In an interview, Flake said he believes that three principles define conservatism: belief in limited government, commitment to free trade, and recognition that strong American leadership around the globe makes America more secure and the world a better place. Yet he channels Kirk when he says, “Conservatism, as I see it, is broader than politics, the desire to preserve institutions that we know work.”
Michael Barber, an associate professor of political science at Brigham Young University, agrees that the issues Flake identifies are commonly held notions of conservatism today, but notes that despite its grounding in the past, conservative ideology is fluid, and can be influenced by personalities.
“The things we consider conservatism today may not have been considered conservative in the past, and in some ways, the definitions of conservatism and liberalism are defined by whoever happens to be in control of the party or the movement at that particular time,” Barber said.
And Lee, in Utah, said conservatives should make room for people whose priorities are different.
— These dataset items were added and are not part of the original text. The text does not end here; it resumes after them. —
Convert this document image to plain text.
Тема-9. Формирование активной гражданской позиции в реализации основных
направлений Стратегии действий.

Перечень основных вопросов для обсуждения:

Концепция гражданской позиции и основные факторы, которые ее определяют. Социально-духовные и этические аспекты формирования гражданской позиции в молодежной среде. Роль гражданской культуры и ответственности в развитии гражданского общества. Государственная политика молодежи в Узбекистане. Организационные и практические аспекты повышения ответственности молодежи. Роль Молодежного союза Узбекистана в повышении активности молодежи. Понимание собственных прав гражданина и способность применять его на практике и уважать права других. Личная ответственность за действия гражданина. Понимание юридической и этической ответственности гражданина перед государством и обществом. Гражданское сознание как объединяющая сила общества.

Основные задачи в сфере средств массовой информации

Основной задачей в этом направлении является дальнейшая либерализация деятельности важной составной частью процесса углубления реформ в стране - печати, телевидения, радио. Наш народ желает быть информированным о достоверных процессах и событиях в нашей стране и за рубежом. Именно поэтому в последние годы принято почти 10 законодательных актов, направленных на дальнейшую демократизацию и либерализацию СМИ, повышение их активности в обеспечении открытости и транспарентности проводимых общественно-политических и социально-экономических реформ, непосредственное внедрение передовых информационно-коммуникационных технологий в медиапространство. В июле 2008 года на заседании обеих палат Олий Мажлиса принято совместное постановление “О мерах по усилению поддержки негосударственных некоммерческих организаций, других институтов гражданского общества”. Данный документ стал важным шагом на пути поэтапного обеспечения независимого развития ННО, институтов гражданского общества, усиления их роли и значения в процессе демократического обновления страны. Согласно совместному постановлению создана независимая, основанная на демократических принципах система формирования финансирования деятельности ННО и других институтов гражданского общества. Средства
“I don’t think we should dissuade people from joining the Republican Party because they don’t check every box. You’re not necessarily going to get everyone to agree on every point of what conservatism is.”
You also can’t get everyone to agree on what liberalism is, said Ekins of the Cato Institute.
“Research has shown that a wide range of beliefs among people who identify as conservatives and liberals, and a minority check all the boxes of the major ideas associated with both groups,” she said. “The number of people who fit straight down the line is maybe 11% or 10%.”